Bono Pushes for Debt Relief

ByABC News
September 22, 2000, 7:38 PM

September 22 -- U2 frontman Bono was in Washington, D.C., on Thursday, at a news conference on the steps of the U.S. Congress appealing to the government to increase the amount of debt relief provided to impoverished nations. The singer, a key proponent of the Jubilee 2000 campaign, which encourages the world's wealthiest nations to drop dept owed to them by Third World countries, was accompanied by U.S. Treasury Secretary Lawrence Summers and others, including Republican senator Orrin Hatch.

The Clinton administration has requested Congress to authorize payment of $435 million over two years to pay the United States' share of the Heavily Indebted Poor Countries Initiative, which aims to ease or forgive the crippling debt burdens of some of the poorest nations. However, the House of Representatives and the Senate both have balked at appropriating the full amount.
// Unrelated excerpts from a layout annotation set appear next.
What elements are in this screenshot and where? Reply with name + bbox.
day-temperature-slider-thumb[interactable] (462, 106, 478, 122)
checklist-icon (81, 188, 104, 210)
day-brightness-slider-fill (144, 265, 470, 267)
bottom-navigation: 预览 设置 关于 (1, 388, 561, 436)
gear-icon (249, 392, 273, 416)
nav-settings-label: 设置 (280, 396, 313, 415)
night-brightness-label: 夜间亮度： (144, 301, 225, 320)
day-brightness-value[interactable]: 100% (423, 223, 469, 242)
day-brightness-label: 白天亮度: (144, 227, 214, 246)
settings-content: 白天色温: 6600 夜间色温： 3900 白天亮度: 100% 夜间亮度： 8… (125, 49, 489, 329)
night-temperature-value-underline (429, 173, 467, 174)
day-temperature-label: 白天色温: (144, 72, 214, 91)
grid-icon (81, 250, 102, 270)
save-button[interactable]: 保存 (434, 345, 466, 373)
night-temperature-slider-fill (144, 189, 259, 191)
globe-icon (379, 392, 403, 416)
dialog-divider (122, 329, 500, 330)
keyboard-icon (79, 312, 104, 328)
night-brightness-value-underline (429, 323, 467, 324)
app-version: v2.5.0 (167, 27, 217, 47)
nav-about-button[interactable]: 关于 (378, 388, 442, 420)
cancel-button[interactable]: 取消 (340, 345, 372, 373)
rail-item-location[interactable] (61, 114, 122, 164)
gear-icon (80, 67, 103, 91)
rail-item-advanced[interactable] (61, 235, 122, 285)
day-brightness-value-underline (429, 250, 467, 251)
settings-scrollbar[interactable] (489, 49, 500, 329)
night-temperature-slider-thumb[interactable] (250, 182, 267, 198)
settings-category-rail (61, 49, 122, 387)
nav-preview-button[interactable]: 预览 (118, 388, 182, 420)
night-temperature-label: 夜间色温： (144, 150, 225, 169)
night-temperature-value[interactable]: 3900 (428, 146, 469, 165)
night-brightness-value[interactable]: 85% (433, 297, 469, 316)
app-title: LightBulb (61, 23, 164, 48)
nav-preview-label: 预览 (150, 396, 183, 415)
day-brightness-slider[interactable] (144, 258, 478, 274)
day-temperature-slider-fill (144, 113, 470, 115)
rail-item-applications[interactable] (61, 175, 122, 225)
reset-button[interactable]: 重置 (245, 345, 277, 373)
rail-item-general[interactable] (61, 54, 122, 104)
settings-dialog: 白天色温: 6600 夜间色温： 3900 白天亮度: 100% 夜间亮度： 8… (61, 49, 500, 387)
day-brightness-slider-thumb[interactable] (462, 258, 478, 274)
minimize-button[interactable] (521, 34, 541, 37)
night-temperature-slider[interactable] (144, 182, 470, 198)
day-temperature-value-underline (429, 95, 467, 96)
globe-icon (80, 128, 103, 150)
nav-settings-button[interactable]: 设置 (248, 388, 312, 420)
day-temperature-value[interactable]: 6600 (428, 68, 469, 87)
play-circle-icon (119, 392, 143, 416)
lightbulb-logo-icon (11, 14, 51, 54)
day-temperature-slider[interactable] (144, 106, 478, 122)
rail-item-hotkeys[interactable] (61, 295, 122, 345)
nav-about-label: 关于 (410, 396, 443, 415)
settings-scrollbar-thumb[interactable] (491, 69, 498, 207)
Instead, the House has set aside some $225 million and the Senate just $75 million in two different versions of foreign aid bills that have yet to be reconciled.

While Bono told the assembled that he was encouraged by the support he had seen in Washington, he voiced concerns about Congress actually coughing up the requisite dough.

"It's hard to get people in this town to agree on anything, and yet people have really come together on this," he said. "But until I see the $435 million, I'm going to be a bit skeptical."

He also joked that all his hard work lobbying for the cause would increase the number of complimentary tickets he'll have to dole out in the future to keep his new political bedfellows happy. "It's going to be a lot of tickets," he said. "Just the sight of Orrin Hatch in the mosh pit it's exciting." The band, which releases its new album, All That You Can't Leave Behind, on Oct. 31, is still finalizing plans for an upcoming world tour.

On Sept. 7, the Irish rock star delivered a petition with more than 21 million names including the Dalai Lama, Bishop Desmond Tutu, Muhammad Ali, and David Bowie to the United Nations Millennium Summit, urging them to cancel Third World debt.